05

74 11 0
                                    

"Gue itu mau pulang, kenapa malah lo bawa ke apartemen lo?!" sungut Aurora ketus.

Aurora mencebikkan bibir. Dia berjalan malas-malasan di belakang Nathan. Jika Nathan membawanya ke apartemen, firasat Aurora jadi buruk.

Ini bukan kali pertama Aurora ke apartemen Nathan, tapi tetap saja Aurora kesal. Aurora kan mau pulang ke rumah.

"Bahasa lo seakan-akan gue mau ngapa-ngapain lo aja."

Nathan memang tinggal sendiri di apartemen sejak masuk SMA dengan alasan ingin mandiri. Padahal itu hanya alasan Nathan untuk menghindari keluarga barunya. Bonusnya, Nathan bisa lebih bebas apelin Aurora. Walau begitu, Nathan masih tahu batas, enggak pernah aneh-aneh.

"Guna dikit dong jadi pacar," jawab Nathan.

Nathan membuka pintu unit apartemennya.

"ASTAGHFIRULLAH!" teriak Aurora.

Bola mata Aurora melotot lebar saat pintu apartemen Nathan terbuka. Di dalamnya terlihat isi apartemen Nathan yang hancur lebur seperti habis dilindas topan.

Nathan menoleh pada Aurora. "Lakukan tugas lo," ucapnya bossy.

"Ngebabu lagi gue! Kurang sabar apa sih gue jadi pacar lo! Bukannya disayang-sayang malah dijadiin babu. Dan begonya gue mau gitu sama makhluk titisan setan kayak lo!" sungut Aurora sambil memunguti plastik bekas camilan di lantai.

Nathan tersenyum kecil. Aurora memunguti satu per satu plastik bekas camilan di lantai, lalu memasukkannya ke dalam tempat sampah. Bibirnya tidak berhenti mengomeli Nathan yang tidak pernah mau berubah.

Nathan hanya mengorek telingannya. Tidak apa-apa Aurora mengomel, yang penting apartemennya bersih.

"Ini baju kotor apa bersih?! Kenapa di meja?!" tanya Aurora.

Nathan sendiri sudah duduk nyaman di sofa. Punggungnya menyender dengan kaki naik ke atas meja.

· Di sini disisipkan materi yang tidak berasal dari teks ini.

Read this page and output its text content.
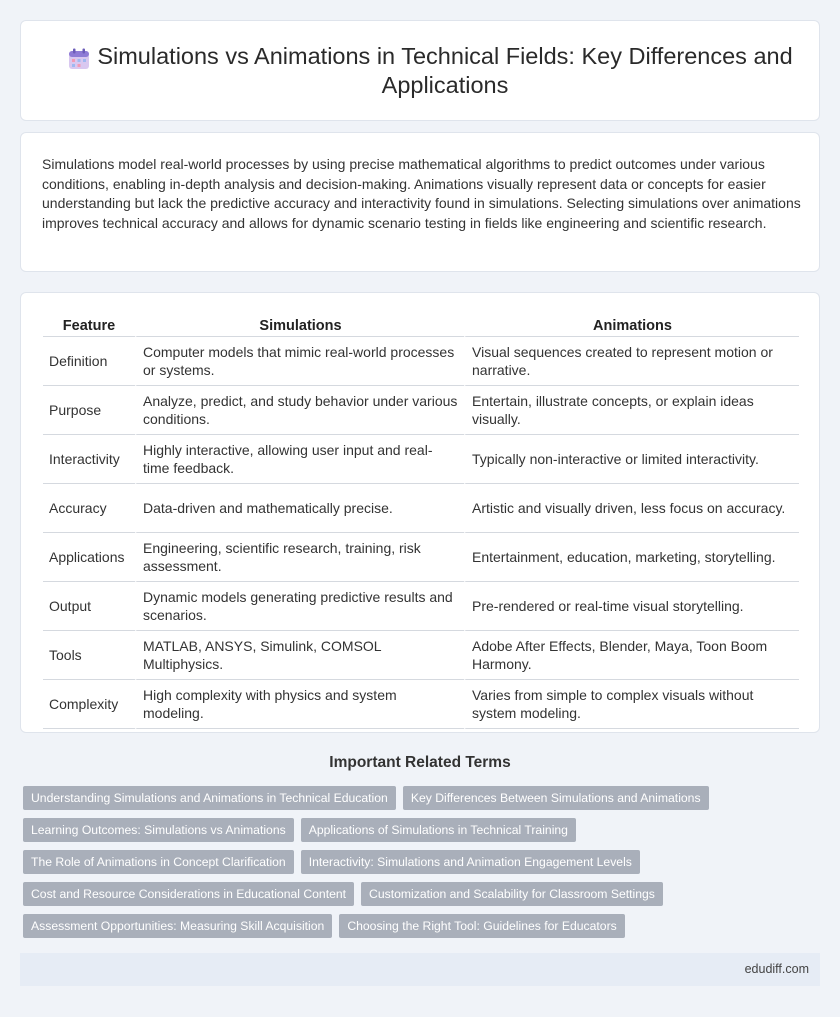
Simulations vs Animations in Technical Fields: Key Differences and Applications

Simulations model real-world processes by using precise mathematical algorithms to predict outcomes under various conditions, enabling in-depth analysis and decision-making. Animations visually represent data or concepts for easier understanding but lack the predictive accuracy and interactivity found in simulations. Selecting simulations over animations improves technical accuracy and allows for dynamic scenario testing in fields like engineering and scientific research.

Feature	Simulations	Animations
Definition	Computer models that mimic real-world processes or systems.	Visual sequences created to represent motion or narrative.
Purpose	Analyze, predict, and study behavior under various conditions.	Entertain, illustrate concepts, or explain ideas visually.
Interactivity	Highly interactive, allowing user input and real-time feedback.	Typically non-interactive or limited interactivity.
Accuracy	Data-driven and mathematically precise.	Artistic and visually driven, less focus on accuracy.
Applications	Engineering, scientific research, training, risk assessment.	Entertainment, education, marketing, storytelling.
Output	Dynamic models generating predictive results and scenarios.	Pre-rendered or real-time visual storytelling.
Tools	MATLAB, ANSYS, Simulink, COMSOL Multiphysics.	Adobe After Effects, Blender, Maya, Toon Boom Harmony.
Complexity	High complexity with physics and system modeling.	Varies from simple to complex visuals without system modeling.
Important Related Terms
Understanding Simulations and Animations in Technical Education	Key Differences Between Simulations and Animations
Learning Outcomes: Simulations vs Animations	Applications of Simulations in Technical Training
The Role of Animations in Concept Clarification	Interactivity: Simulations and Animation Engagement Levels
Cost and Resource Considerations in Educational Content	Customization and Scalability for Classroom Settings
Assessment Opportunities: Measuring Skill Acquisition	Choosing the Right Tool: Guidelines for Educators
edudiff.com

"Oh itu... kotor kena jigong Baby kemaren."

"Najis, Pinter! Harusnya langsung dicuci biar enggak najis semua!"

"Ih kalo abis pake barang itu langsung kembaliin ke tempatnya biar lo enggak susah juga nyarinya. Kalau ilang, malah protes ke gue. Ini juga kenapa ada garpu di kolong meja, boxer di atas televisi?!"

"Dikeringin, Bi." Nathan tertawa.

"Gila lo!"

Guk!

Nathan menoleh ke samping. Ada sebuah kandang yang tidak terlalu besar di sudut ruangan. Di dalamnya ada seekor anjing kecil berwarna putih. Nathan berdiri, lalu mendekati anjing kecil itu.

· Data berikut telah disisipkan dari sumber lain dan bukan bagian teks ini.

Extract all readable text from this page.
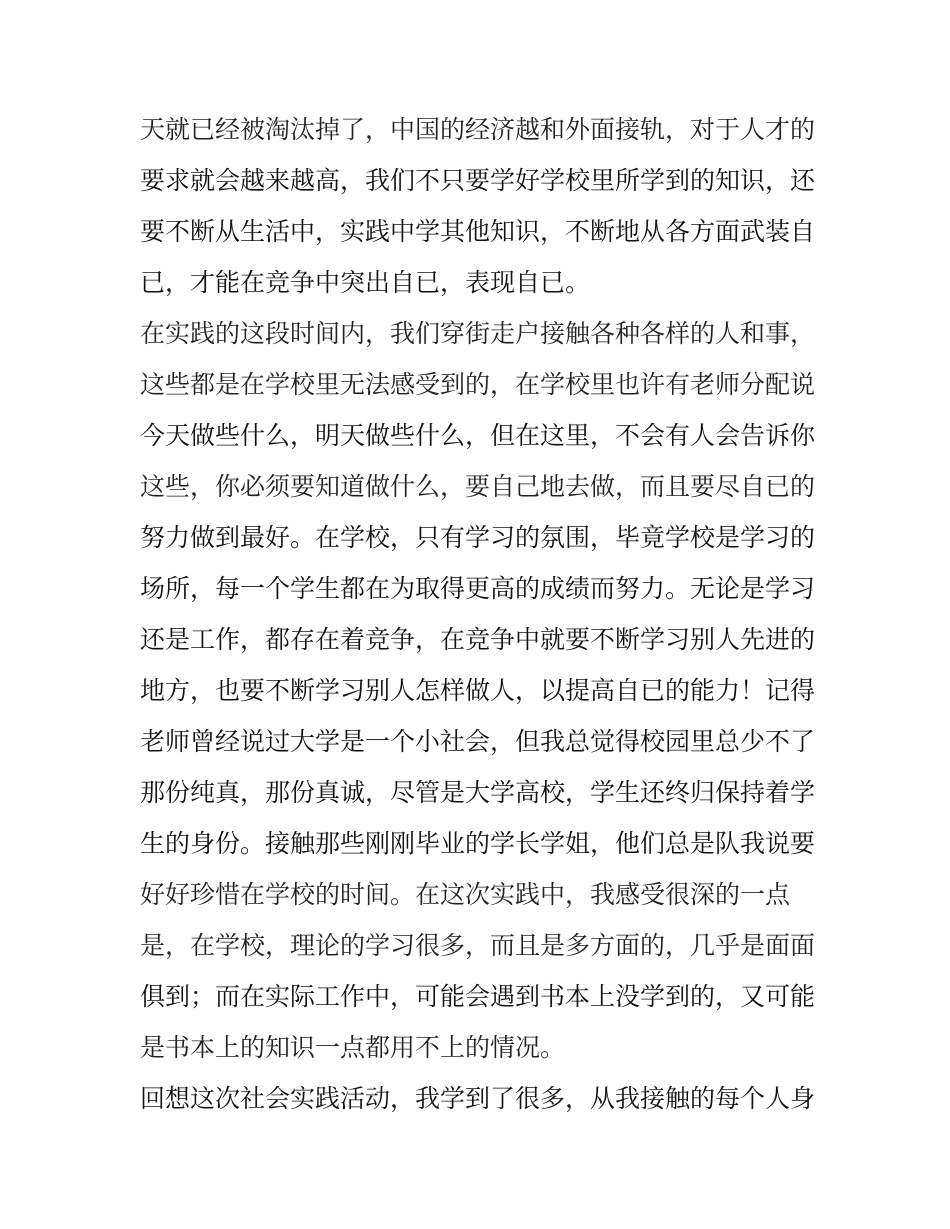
天就已经被淘汰掉了，中国的经济越和外面接轨，对于人才的
要求就会越来越高，我们不只要学好学校里所学到的知识，还
要不断从生活中，实践中学其他知识，不断地从各方面武装自
已，才能在竞争中突出自已，表现自已。
在实践的这段时间内，我们穿街走户接触各种各样的人和事，
这些都是在学校里无法感受到的，在学校里也许有老师分配说
今天做些什么，明天做些什么，但在这里，不会有人会告诉你
这些，你必须要知道做什么，要自己地去做，而且要尽自已的
努力做到最好。在学校，只有学习的氛围，毕竟学校是学习的
场所，每一个学生都在为取得更高的成绩而努力。无论是学习
还是工作，都存在着竞争，在竞争中就要不断学习别人先进的
地方，也要不断学习别人怎样做人，以提高自已的能力！记得
老师曾经说过大学是一个小社会，但我总觉得校园里总少不了
那份纯真，那份真诚，尽管是大学高校，学生还终归保持着学
生的身份。接触那些刚刚毕业的学长学姐，他们总是队我说要
好好珍惜在学校的时间。在这次实践中，我感受很深的一点
是，在学校，理论的学习很多，而且是多方面的，几乎是面面
俱到；而在实际工作中，可能会遇到书本上没学到的，又可能
是书本上的知识一点都用不上的情况。
回想这次社会实践活动，我学到了很多，从我接触的每个人身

"Hey! Hello Baby!" sapa Nathan.

Dia mengambil anjing putih itu, menggendong, lalu membawanya duduk di sofa. Nathan duduk selonjoran di sofa sambil memangku anjing putih itu. Nggak tahu diri memang!

Aurora mendengkus kesal.

Anjing itu, Baby namanya. Salah satu alasan yang membuat Nathan dan Aurora seringkali putus. Lihat saja Nathan mengusap anjing itu penuh sayang, sedangkan Aurora yang pacarnya Nathan malah memegang sapu untuk membersihkan apartemen Nathan alias jadi babu.

Satu lagi, nama panggilan. Nathan memanggil anjing itu dengan sebutan Baby, sedangkan Aurora malah dipanggil Babi. Pacar laknat memang!

Kalau harus milih, Aurora mending bersaing dengan belasan pacar Nathan daripada harus bersaing dengan satu anjing kecil itu.

Sebelnya kalau ke apartemen Nathan itu, Aurora harus ekstra sabar. Pertama, Aurora harus membersihkan apartemen Nathan yang joroknya bawaan orok. Kedua, menyadari dirinya dimadu dengan seekor anjing kecil.